DMG has used the successful, patent-protected, brand name "Mercedes" since September 1902. But there was still no characteristic trademark. Gottlieb Daimler's sons, Paul and Adolf, recalled that their father had once used a three-pointed star as a symbol.
Gottlieb Daimler was the Technical Director of Deutz Gasmotorenfabrik from 1872 to 1881. At the beginning of his period of employment, he had marked his house on a picture of Cologne and Deutz with a three-pointed star. He predicted to his wife that this star would one day rise gloriously above his production plant.
The DMG Board of Management seized on this prediction and in June 1909 registered both athree-pointed and four-pointed star as trademarks. Both logos were legally protected but it was the three-pointed star that was ultimately used and a three-dimensional star featured on the front radiator of vehicles from 1910 onwards.
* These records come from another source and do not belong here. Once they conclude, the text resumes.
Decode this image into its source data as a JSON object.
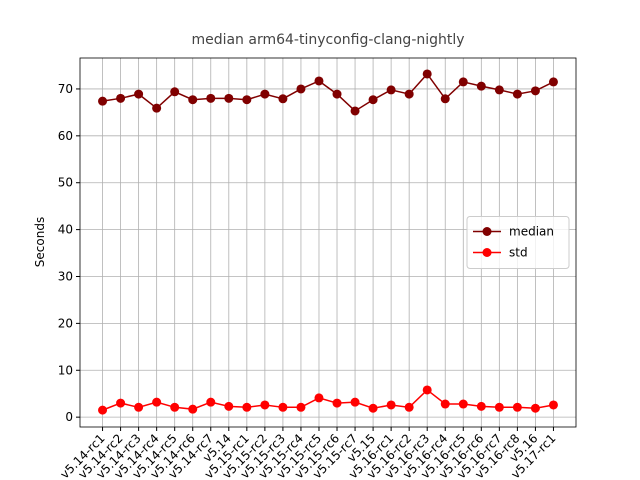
{
  "chart_data": {
    "type": "line",
    "title": "median arm64-tinyconfig-clang-nightly",
    "y_label": "Seconds",
    "categories": [
      "v5.14-rc1",
      "v5.14-rc2",
      "v5.14-rc3",
      "v5.14-rc4",
      "v5.14-rc5",
      "v5.14-rc6",
      "v5.14-rc7",
      "v5.14",
      "v5.15-rc1",
      "v5.15-rc2",
      "v5.15-rc3",
      "v5.15-rc4",
      "v5.15-rc5",
      "v5.15-rc6",
      "v5.15-rc7",
      "v5.15",
      "v5.16-rc1",
      "v5.16-rc2",
      "v5.16-rc3",
      "v5.16-rc4",
      "v5.16-rc5",
      "v5.16-rc6",
      "v5.16-rc7",
      "v5.16-rc8",
      "v5.16",
      "v5.17-rc1"
    ],
    "series": [
      {
        "name": "median",
        "color": "#800000",
        "values": [
          67.4,
          68.0,
          68.9,
          65.9,
          69.4,
          67.7,
          68.0,
          68.0,
          67.7,
          68.9,
          67.9,
          70.0,
          71.7,
          68.9,
          65.3,
          67.7,
          69.8,
          68.9,
          73.2,
          67.9,
          71.5,
          70.6,
          69.8,
          68.9,
          69.6,
          71.5
        ]
      },
      {
        "name": "std",
        "color": "#ff0000",
        "values": [
          1.5,
          3.0,
          2.1,
          3.2,
          2.1,
          1.7,
          3.2,
          2.3,
          2.1,
          2.6,
          2.1,
          2.1,
          4.1,
          3.0,
          3.2,
          1.9,
          2.6,
          2.1,
          5.8,
          2.8,
          2.8,
          2.3,
          2.1,
          2.1,
          1.9,
          2.6
        ]
      }
    ],
    "ylim": [
      -2.1,
      76.6
    ],
    "yticks": [
      0,
      10,
      20,
      30,
      40,
      50,
      60,
      70
    ],
    "grid": true,
    "legend": "center right"
  }
}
The three-pointed star was also intended as a symbol for Daimler's principle of universal motorisation "on the ground, on water and in the air". Over the years it underwent a number of design amendments. In 1916 a circle was placed around the star, in which four small stars and the word Mercedes or the name of the DMG plants Untertürkheim and Berlin-Marienfelde were inserted.
In November 1921, DMG applied for protection of utility patents for new variants of its brand logo and registered a three-dimensional three-pointed star enclosed in a circle at the patent office – including a design for the radiator grille.